Download generic training plans
Sometimes the way we write Full Potential plans can seem confusing. So we'll break one down in stages as an example:
- 10 minutes Warm Up = do a warm up for around 10 minutes
- 3 x 10 minutes at Threshold effort with a 90 second recovery = run for 10 minutes, have a 90 second recovery, run for 10 minutes, 90 seconds recovery, run for 10 minutes, then 90 seconds recovery.
- 10 minutes Cool Down = do a Cool Down for around 10 minutes.
You might not be able to do all the training in the plan, or not in the order we've suggested. Our plans are built with this in mind.
- The key sessions in your plan are highlighted in green. These are the essential sessions in your week.You can switch the days around to fit with your commitments, but try to avoid squeezing two key sessions back to back.
- The sessions in black are your supplementary ones. Try and do as many as possible, but when you need to drop a run, make sure it's one of these.
Every time you run you'll be faced with different conditions; the weather, surface, amount of sleep, how well fuelled you are, these and many other factors will affect the pace you're going to run on a given day. By running to a set effort level, we can take these variables into account and avoid over-training.
Each type of run has a 'Talk Test', which means: how much talking can you do while running at each level?
For example, on an easy run you should be able to have a full conversation. So when your plan says "run 40 minutes Easy Effort", this means 40 minutes of running at a conversational pace. On one day this could be 9 minutes a mile, on another it could be 9 minutes 30 seconds.

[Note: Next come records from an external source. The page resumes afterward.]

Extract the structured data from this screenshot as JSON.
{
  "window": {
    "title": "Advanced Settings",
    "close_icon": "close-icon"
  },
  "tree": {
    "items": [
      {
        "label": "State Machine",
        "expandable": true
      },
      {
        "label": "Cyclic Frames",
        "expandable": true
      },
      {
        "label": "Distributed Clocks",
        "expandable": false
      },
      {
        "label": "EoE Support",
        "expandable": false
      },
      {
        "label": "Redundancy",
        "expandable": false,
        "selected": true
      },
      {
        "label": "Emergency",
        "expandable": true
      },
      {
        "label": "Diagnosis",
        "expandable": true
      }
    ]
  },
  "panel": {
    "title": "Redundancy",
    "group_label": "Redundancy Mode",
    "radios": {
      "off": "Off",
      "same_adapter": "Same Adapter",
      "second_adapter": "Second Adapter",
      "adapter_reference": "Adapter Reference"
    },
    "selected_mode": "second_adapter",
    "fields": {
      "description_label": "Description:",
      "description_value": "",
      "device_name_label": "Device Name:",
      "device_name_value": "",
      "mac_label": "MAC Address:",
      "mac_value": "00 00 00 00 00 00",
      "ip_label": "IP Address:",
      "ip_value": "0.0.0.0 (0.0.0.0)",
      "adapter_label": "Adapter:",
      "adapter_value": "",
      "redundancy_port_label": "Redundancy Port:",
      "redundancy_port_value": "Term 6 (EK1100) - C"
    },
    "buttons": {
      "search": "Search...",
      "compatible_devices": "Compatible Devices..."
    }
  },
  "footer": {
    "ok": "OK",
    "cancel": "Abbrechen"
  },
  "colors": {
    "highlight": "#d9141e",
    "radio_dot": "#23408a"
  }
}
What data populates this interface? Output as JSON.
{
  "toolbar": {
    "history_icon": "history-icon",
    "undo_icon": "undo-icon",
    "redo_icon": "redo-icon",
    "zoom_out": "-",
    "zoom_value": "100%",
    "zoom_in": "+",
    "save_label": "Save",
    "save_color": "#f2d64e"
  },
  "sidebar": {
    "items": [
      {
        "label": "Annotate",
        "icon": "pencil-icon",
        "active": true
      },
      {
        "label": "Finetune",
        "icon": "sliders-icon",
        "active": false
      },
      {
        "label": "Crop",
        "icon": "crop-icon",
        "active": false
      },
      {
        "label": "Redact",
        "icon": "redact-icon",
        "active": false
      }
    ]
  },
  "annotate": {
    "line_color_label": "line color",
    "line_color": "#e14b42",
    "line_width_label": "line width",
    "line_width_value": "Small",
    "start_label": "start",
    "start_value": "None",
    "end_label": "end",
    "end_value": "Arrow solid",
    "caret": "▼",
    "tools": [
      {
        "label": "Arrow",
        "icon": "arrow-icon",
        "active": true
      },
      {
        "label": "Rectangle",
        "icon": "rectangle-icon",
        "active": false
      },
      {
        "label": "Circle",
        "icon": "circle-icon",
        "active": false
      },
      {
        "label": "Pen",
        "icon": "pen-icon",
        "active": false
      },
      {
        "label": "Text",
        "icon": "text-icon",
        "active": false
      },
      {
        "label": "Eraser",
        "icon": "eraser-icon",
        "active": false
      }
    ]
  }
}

The variation is not a problem. Where people go wrong is when they think that, because 'easy' was 9 minutes on one day, then it should be that every day. Then they're not looking at the bigger picture of training, which we discuss more below.
Setting your runs for time gives you a lot more control over the amount of running you're doing.
"10 miles Easy" is very different if your marathon time is 5 hours, or 3 hours. Whereas "60 minutes Easy" is the same quality of training for everyone.
The other benefit is that it stops you doing too much. You don't want to do too much training and end up with an injury.
It will mean on a long run you need to think about your route a little bit more, and it's certainly not an issue if your run is 10 minutes shorter or longer than in the plan.
There's no set distance you need to run to be ready for the marathon. We've successfully coached athletes to run marathons with only 12 miles as their longest training run.
It can be beneficial to run longer distances if your body's ready for it. But if you aren't then you'll run too hard in training, carry too much fatigue into the marathon and not run your best.
Endurance is built with consistent training and not one long run. For example, after 3 hours of running the fitness gains are offset by the recovery time needed and the impact on future training sessions.
By keeping it to 3 hours we avoid the risk of injury and avoid overtraining.
Conditioning work is an essential part of training as it prepares your body for the impact of the miles ahead. This can range from activities like Yoga and Pilates, to fitness classes or exercises available in our training blogs. You don't need to do hours of this work either. 20 minutes once a week is a great start.
Yes, you definitely can! You'll be racing on roads, so you want to do a good percentage of your running on tarmac to prepare your body for this. But the treadmill is also great because it's in a warm, safe environment and you can train on it when you need to.
Our top tip: set the incline to 1% to mimic running outdoors as you need to pick up your knees a little more.